Komunitas Internasional Seakan Mandul Melihat Penderitaan Rohingya Tiada Akhir

Matamatanews.com, COX  BAZAR—Sedikitnya 21  orang komunitas Muslim Rohingya dikabarkan dijatuhi hukuman dua tahun penjara lantaran ketahuan mencoba melarikan diri dari Negara Bagian Rakhine dimana masyarakat telah dikurung di kamp-kamp yang tidak layak huni .Dan pada 8 Oktober lalu, Siddiiue Ahmad, 65 tahun, anggota komunitas Rohingya, kedapatan tewas ketika pasukan keamana menembaki sekelompok nelayan di kota Buthidaung di negara bagian Rakhine di Myanmar. Siddique di tembak di bagian kepalanya dan tewas di tempat.

Meski Perserikatan Bangsa-Bangsa telah berulang kali mengajukan banding dan berteriak tentang perlakuan kejam tentara Myanmar terhadap komunitas Muslim Rohingya, namun serangan maupun penangkapan yang sewenang-wenang masih terus berlangsung.

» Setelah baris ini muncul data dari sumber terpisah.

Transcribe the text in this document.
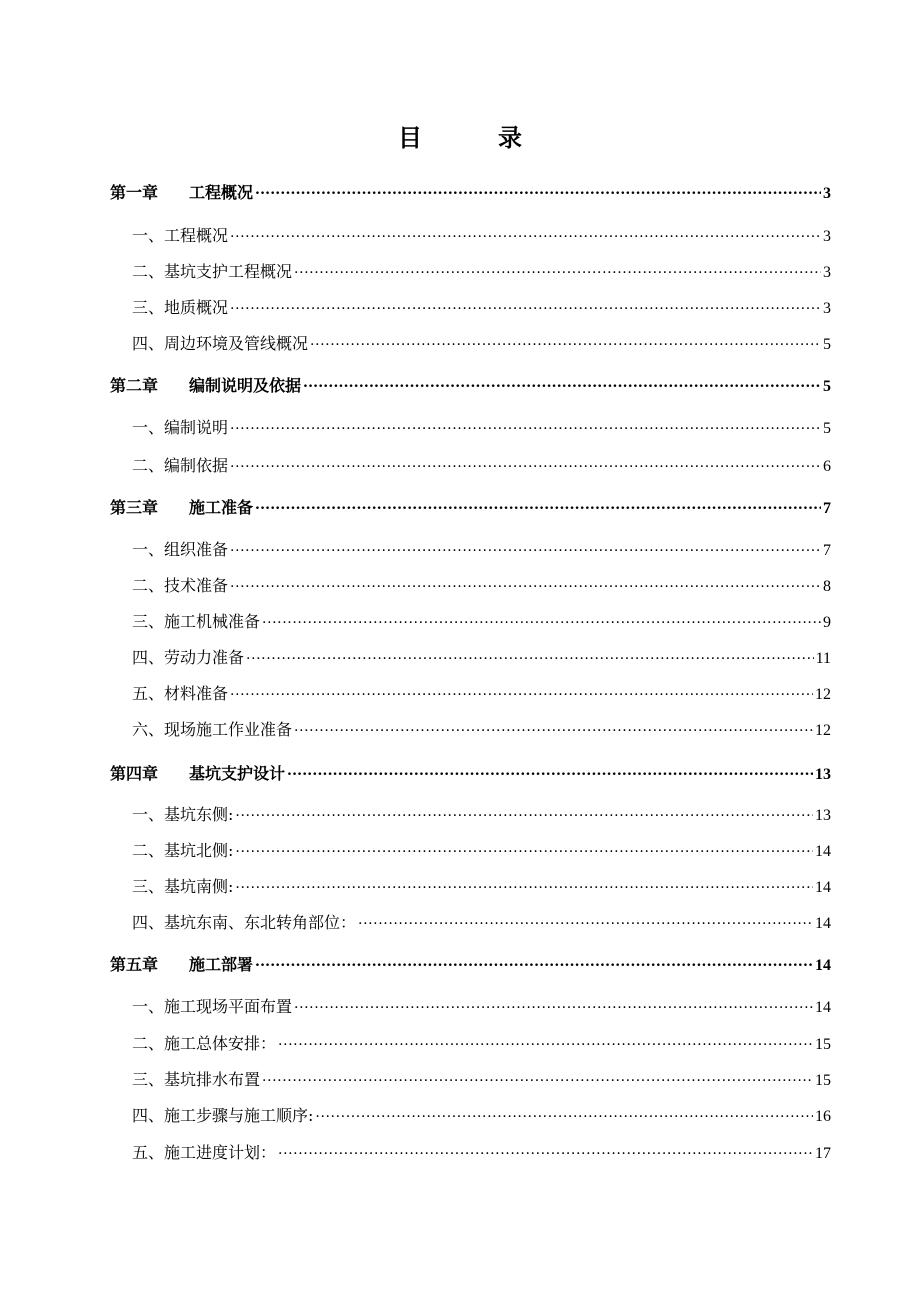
目	录
第一章	工程概况 .....	3
一、工程概况 .....	3
二、基坑支护工程概况 .....	3
三、地质概况 .....	3
四、周边环境及管线概况 .....	5
第二章	编制说明及依据 .....	5
一、编制说明 .....	5
二、编制依据 .....	6
第三章	施工准备 .....	7
一、组织准备 .....	7
二、技术准备 .....	8
三、施工机械准备 .....	9
四、劳动力准备 .....	11
五、材料准备 .....	12
六、现场施工作业准备 .....	12
第四章	基坑支护设计 .....	13
一、基坑东侧: .....	13
二、基坑北侧: .....	14
三、基坑南侧: .....	14
四、基坑东南、东北转角部位： .....	14
第五章	施工部署 .....	14
一、施工现场平面布置 .....	14
二、施工总体安排： .....	15
三、基坑排水布置 .....	15
四、施工步骤与施工顺序: .....	16
五、施工进度计划： .....	17
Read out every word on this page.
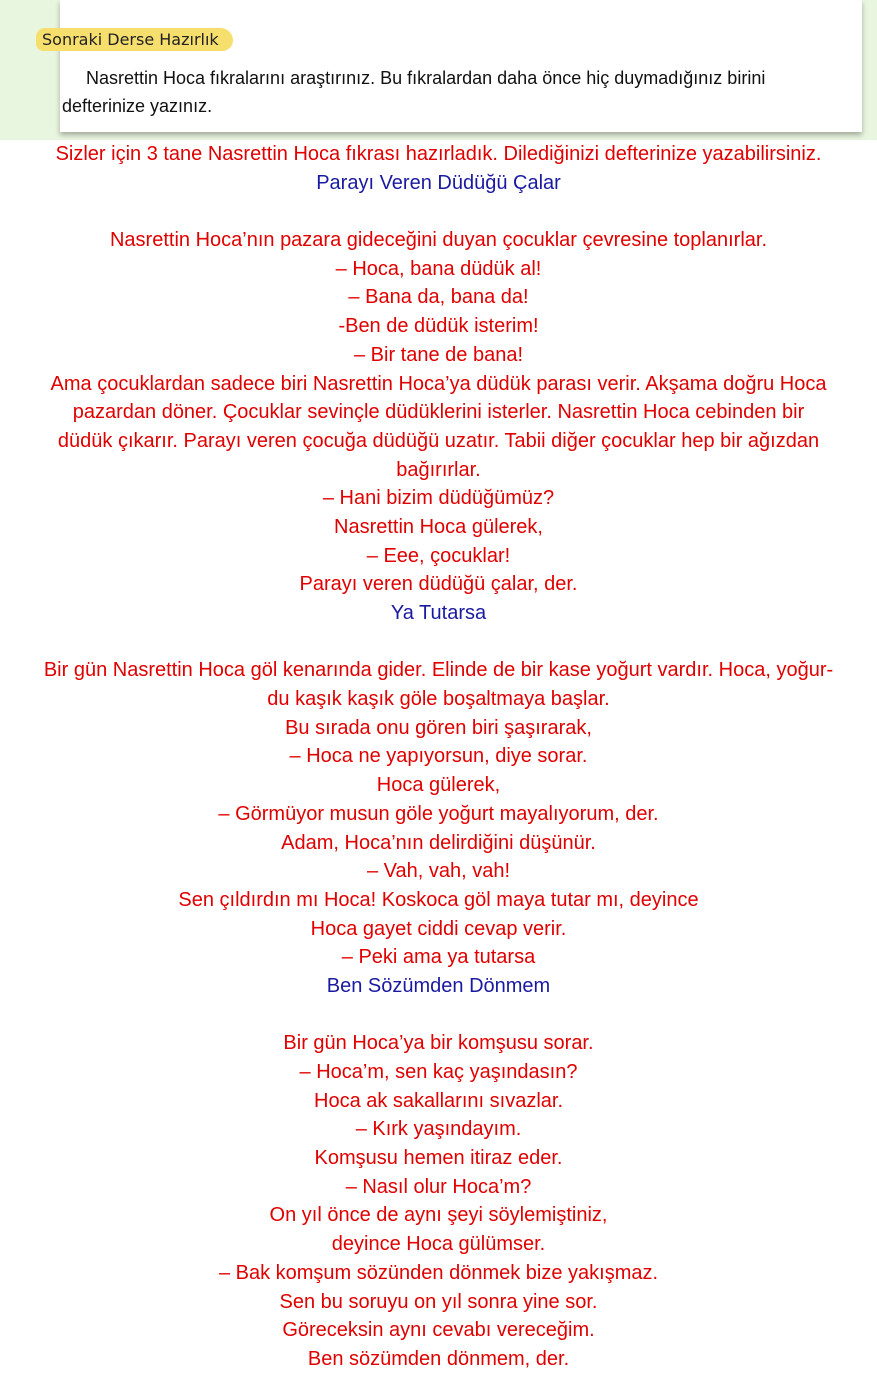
Sonraki Derse Hazırlık
Nasrettin Hoca fıkralarını araştırınız. Bu fıkralardan daha önce hiç duymadığınız birini defterinize yazınız.
Sizler için 3 tane Nasrettin Hoca fıkrası hazırladık. Dilediğinizi defterinize yazabilirsiniz.
Parayı Veren Düdüğü Çalar
Nasrettin Hoca’nın pazara gideceğini duyan çocuklar çevresine toplanırlar.
– Hoca, bana düdük al!
– Bana da, bana da!
-Ben de düdük isterim!
– Bir tane de bana!
Ama çocuklardan sadece biri Nasrettin Hoca’ya düdük parası verir. Akşama doğru Hoca
pazardan döner. Çocuklar sevinçle düdüklerini isterler. Nasrettin Hoca cebinden bir
düdük çıkarır. Parayı veren çocuğa düdüğü uzatır. Tabii diğer çocuklar hep bir ağızdan
bağırırlar.
– Hani bizim düdüğümüz?
Nasrettin Hoca gülerek,
– Eee, çocuklar!
Parayı veren düdüğü çalar, der.
Ya Tutarsa
Bir gün Nasrettin Hoca göl kenarında gider. Elinde de bir kase yoğurt vardır. Hoca, yoğur-
du kaşık kaşık göle boşaltmaya başlar.
Bu sırada onu gören biri şaşırarak,
– Hoca ne yapıyorsun, diye sorar.
Hoca gülerek,
– Görmüyor musun göle yoğurt mayalıyorum, der.
Adam, Hoca’nın delirdiğini düşünür.
– Vah, vah, vah!
Sen çıldırdın mı Hoca! Koskoca göl maya tutar mı, deyince
Hoca gayet ciddi cevap verir.
– Peki ama ya tutarsa
Ben Sözümden Dönmem
Bir gün Hoca’ya bir komşusu sorar.
– Hoca’m, sen kaç yaşındasın?
Hoca ak sakallarını sıvazlar.
– Kırk yaşındayım.
Komşusu hemen itiraz eder.
– Nasıl olur Hoca’m?
On yıl önce de aynı şeyi söylemiştiniz,
deyince Hoca gülümser.
– Bak komşum sözünden dönmek bize yakışmaz.
Sen bu soruyu on yıl sonra yine sor.
Göreceksin aynı cevabı vereceğim.
Ben sözümden dönmem, der.
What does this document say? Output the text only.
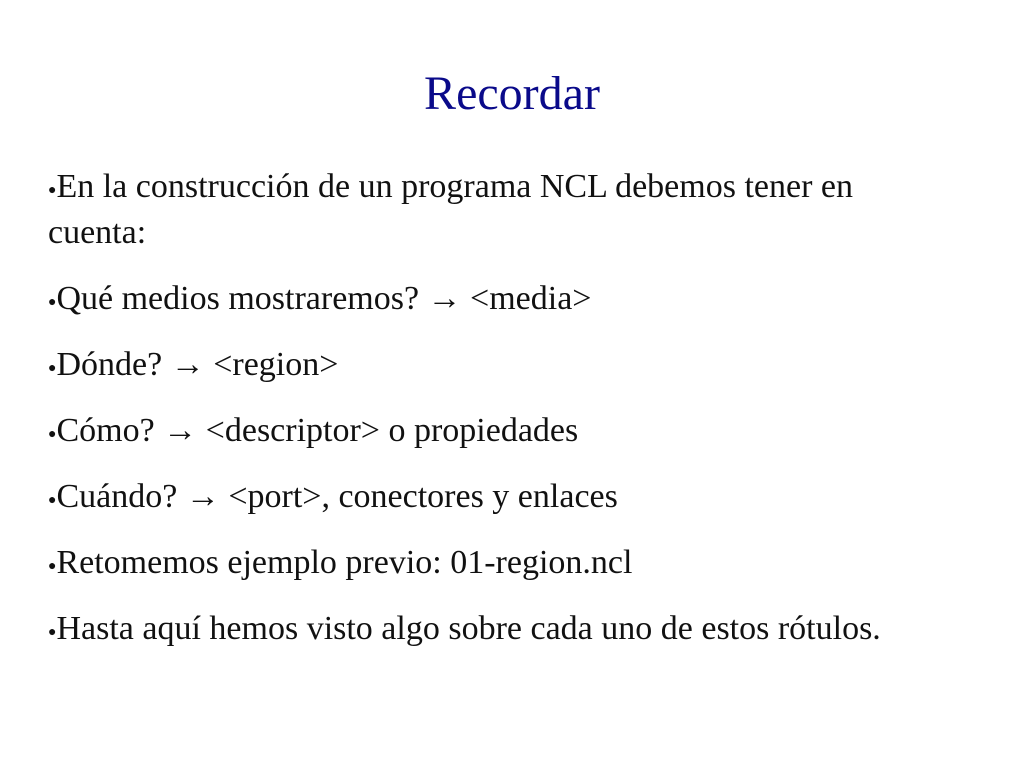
Recordar
●En la construcción de un programa NCL debemos tener en cuenta:
●Qué medios mostraremos? → <media>
●Dónde? → <region>
●Cómo? → <descriptor> o propiedades
●Cuándo? → <port>, conectores y enlaces
●Retomemos ejemplo previo: 01-region.ncl
●Hasta aquí hemos visto algo sobre cada uno de estos rótulos.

Penduduk desa yang menemukan mayat Ahmad diperintahkan pejabat militer setempat untuk tidak melakukan bedah mayat. Karena di intimidasi, penduduk desa segera menguburnya tanpa vefikasi polisi. Ratusan ribu orang Rohinga melarikan diri dari negara bagian rakhine pada 2015 lalu dan mereka tinggal di belakang perangkap di antara kekerasan yang dilakukan pasukan separatis Arakan dan militer Myanmar.

Pekan lalu, 21 anggota komunitas Rohingya dijatuhi hukuman dua tahun penjara setelah persidangan palsu satu hari, di mana terdakwa tidak diizinkan didampingi pengacara. Mereka adalah bagian dari kelompok dari 30 orang yang melarikan diri dari provinsi Rakhine menuju ke Yangon dalam upaya untuk mencapai Malaysia, kata laporan yang dilansir Al Mujtamaa Magazine. Mereka ditahan di bawah Undang-Undang Registrasi Penduduk Burma tahun 1949 yang kejam, yang memberlakukan pembatasan besar pada pergerakan Rohingya. Delapan anggota kelompok adalah anak-anak yang telah dipisahkan dari keluarga mereka dan dikirim ke 'sekolah pelatihan'. Keputusan belum diambil tentang kesembilan anak lima tahun tersebut.

Kelompok-kelompok hak asasi manusia mengatakan bahwa banyak orang Rohingya berusaha melarikan diri dari kondisi mengerikan di kamp-kamp di negara bagian Rakhine di mana mereka dikurung selama ini. Menurut sebuah laporan Amnesty, "Dikurung tanpa atap: Apartheid di Negara Bagian Rakhine Myanmar", situasi yang sedang berlangsung mirip dengan apartheid. Mereka yang berusaha melarikan diri juga akan dihukum dan diberikan sanksi berat bahkan kadang diperlakukan kurang manusiawi.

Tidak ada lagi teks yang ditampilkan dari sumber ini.